Schizophrenic patients showed lower DAT binding compared with the healthy subjects at baseline (p<0.001) and after a 4-week-treatment period (p=0.001). Six out of eight schizophrenic patients of the DIP group were symptomatic for PS at baseline, in comparison to two out of 12 in the NoDIP group. Nonetheless, no differences were observed on DAT between DIP and NoDIP, neither at baseline (p=0.360) nor at endpoint (p=0.984). Finally, no differences between baseline-endpoint DAT binding were observed, neither in the DIP group (p=0.767) nor in the NoDIP group (p=0.093).

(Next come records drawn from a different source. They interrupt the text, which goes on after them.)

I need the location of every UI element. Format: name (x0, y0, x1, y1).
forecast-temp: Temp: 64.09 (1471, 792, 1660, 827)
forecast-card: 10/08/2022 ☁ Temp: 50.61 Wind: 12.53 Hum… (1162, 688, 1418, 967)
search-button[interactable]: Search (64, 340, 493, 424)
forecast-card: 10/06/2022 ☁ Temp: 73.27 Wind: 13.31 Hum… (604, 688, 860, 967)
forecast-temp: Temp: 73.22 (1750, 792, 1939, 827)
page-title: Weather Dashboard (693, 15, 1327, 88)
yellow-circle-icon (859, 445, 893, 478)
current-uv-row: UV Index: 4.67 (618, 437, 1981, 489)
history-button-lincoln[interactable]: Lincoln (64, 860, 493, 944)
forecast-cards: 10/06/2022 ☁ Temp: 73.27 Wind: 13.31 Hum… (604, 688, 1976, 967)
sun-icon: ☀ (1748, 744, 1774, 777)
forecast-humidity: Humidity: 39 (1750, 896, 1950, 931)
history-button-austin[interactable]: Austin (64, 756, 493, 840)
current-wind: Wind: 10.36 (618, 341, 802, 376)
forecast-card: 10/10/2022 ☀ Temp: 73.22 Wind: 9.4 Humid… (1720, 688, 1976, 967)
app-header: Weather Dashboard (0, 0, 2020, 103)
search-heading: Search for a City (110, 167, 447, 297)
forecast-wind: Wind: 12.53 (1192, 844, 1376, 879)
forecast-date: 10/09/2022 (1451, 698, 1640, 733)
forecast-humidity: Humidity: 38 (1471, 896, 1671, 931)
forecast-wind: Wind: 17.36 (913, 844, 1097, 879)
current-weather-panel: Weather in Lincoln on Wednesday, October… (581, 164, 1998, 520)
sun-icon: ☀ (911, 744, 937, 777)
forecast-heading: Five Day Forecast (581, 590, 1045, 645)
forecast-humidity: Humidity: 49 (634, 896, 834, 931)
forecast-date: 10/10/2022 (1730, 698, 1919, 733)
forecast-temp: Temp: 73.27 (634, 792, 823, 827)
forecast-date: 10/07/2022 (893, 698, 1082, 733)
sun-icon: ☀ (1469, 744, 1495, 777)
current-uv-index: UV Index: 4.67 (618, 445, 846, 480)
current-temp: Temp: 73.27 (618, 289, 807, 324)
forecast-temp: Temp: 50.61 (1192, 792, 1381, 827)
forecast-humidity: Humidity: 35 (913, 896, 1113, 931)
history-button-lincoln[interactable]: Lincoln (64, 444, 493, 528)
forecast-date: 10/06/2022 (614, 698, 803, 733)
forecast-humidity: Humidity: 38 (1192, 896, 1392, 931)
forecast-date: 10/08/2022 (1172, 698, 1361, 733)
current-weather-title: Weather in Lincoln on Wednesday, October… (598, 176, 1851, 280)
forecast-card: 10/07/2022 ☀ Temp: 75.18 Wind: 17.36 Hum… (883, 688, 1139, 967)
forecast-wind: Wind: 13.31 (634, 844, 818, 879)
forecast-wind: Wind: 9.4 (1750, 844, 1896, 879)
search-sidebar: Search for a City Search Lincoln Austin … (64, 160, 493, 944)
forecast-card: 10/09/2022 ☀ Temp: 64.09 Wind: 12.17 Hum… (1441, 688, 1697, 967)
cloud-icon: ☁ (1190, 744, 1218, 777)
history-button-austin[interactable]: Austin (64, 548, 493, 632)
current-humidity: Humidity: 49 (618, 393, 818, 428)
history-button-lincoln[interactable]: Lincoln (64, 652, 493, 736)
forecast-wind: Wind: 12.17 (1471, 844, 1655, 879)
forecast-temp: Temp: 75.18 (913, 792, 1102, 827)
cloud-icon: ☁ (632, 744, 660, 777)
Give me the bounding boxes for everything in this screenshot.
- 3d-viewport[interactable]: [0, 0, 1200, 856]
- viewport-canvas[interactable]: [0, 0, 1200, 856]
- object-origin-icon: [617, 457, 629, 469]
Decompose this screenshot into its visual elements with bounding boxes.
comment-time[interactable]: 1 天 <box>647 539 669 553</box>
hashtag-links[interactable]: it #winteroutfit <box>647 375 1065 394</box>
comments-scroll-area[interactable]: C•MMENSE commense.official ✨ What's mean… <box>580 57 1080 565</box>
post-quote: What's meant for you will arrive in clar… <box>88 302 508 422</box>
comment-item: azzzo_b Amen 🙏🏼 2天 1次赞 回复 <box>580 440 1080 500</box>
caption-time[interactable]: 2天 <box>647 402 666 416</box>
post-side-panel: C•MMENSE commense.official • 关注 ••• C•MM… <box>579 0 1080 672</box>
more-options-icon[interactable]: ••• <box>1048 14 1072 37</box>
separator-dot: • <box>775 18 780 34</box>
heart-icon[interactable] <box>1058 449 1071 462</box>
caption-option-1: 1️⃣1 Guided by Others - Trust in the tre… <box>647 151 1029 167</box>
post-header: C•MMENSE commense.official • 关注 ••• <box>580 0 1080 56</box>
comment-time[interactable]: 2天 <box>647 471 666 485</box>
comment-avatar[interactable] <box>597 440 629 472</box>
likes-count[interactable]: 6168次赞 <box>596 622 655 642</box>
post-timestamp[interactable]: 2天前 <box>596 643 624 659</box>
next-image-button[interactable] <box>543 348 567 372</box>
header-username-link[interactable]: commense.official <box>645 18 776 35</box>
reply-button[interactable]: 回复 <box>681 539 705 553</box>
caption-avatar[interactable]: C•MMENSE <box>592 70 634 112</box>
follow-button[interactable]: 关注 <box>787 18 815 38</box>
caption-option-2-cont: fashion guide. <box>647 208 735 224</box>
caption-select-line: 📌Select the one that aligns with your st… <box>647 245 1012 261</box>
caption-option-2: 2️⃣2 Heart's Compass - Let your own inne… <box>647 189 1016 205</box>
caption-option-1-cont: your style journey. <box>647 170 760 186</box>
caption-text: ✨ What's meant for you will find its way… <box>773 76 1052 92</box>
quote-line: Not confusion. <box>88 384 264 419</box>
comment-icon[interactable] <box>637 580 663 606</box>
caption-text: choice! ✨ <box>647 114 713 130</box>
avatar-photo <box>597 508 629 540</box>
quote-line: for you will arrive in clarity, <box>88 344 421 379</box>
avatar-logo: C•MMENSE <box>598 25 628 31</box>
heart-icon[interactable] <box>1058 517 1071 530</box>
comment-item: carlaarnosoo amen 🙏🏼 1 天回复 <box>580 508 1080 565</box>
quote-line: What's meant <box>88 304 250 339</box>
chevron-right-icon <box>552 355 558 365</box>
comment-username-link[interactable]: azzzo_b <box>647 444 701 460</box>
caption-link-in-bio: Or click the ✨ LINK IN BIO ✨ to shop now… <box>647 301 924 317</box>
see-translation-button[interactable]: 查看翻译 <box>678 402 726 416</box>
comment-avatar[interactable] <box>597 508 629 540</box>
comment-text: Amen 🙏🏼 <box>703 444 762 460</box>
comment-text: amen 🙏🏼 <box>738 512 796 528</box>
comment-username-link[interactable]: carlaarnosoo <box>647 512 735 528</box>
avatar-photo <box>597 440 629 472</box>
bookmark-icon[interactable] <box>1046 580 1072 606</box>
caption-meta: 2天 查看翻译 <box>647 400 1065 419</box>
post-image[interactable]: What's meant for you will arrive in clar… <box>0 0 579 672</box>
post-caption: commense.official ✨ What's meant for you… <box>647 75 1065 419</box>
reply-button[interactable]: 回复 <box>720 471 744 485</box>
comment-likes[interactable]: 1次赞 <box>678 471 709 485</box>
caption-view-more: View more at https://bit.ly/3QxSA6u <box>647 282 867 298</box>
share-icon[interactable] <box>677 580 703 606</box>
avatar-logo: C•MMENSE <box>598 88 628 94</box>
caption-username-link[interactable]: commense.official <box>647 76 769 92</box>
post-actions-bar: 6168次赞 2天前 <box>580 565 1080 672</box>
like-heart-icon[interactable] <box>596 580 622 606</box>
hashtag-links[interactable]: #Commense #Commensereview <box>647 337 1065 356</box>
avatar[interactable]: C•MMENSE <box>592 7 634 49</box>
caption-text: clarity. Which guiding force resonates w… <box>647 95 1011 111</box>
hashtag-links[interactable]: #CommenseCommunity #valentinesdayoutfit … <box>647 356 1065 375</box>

Our new series of first-episode naive-schizophrenic patients (1) points out DAT dysfunction as an illness trait due to the significantly lower DAT binding in schizophrenic patients in comparison to healthy subjects; (2) supports the results of other authors who describe PS in never-treated patients; (3) confirms that [(123)I] FP-CIT does not allow us to predict which patients will develop parkinsonism due to the lack of differences between DIP and NoDIP patients; and (4) confirms a null effect of antipsychotics on DAT due to the lack of differences in [(123)I] FP-CIT before and after a 4-week-treatment period.
药物性帕金森综合征(DIP)与多巴胺D2受体阻滞直接相关。然而,有许多参考文献描述了初治患者的帕金森氏征(PS)。在我们之前的研究中,我们观察到与年龄匹配的健康对照相比,一组首发精神分裂症患者在短期使用利培酮治疗后多巴胺转运体(DAT)结合降低。
排除抗精神病药物对DAT可用性的影响,阐明DAT降低是否可能是一种疾病特征,并确定抗精神病药物治疗前的DAT可用性是否可预测PS的后续发展。
招募了新的一组20例未使用过抗精神病药物的精神分裂症患者和15名健康受试者。在开始使用抗精神病药物之前和治疗4周后,使用[(123)I] FP-CIT(DaTSCAN®)进行单光子发射计算机断层扫描(SPECT)。通过辛普森-安格斯量表(SAS)、临床总体印象量表(CGI)和阳性和阴性症状量表(PANSS)评估PS和精神病理状态。使用置于尾状核、壳核和枕叶皮质的感兴趣区(ROI)对SPECT进行定量分析。
与健康受试者相比,精神分裂症患者在基线时(p<0.001)和治疗4周后(p=0.001)DAT结合较低。DIP组的8例精神分裂症患者中有6例在基线时出现PS症状,而无DIP组的12例中有2例。尽管如此,DIP组和无DIP组在DAT上均未观察到差异,无论是在基线时(p=0.360)还是在终点时(p=0.984)。最后,在DIP组(p=0.767)和无DIP组(p=0.093)中,均未观察到基线至终点DAT结合的差异。
我们新的一组首发未使用过抗精神病药物的精神分裂症患者(1)指出DAT功能障碍是一种疾病特征,因为与健康受试者相比,精神分裂症患者的DAT结合显著降低;(2)支持其他作者描述未治疗患者中PS的结果;(3)证实由于DIP组和无DIP组患者之间缺乏差异,[(123)I] FP-CIT无法让我们预测哪些患者会发生帕金森综合征;(4)由于在4周治疗期前后[(123)I] FP-CIT缺乏差异,证实抗精神病药物对DAT无影响。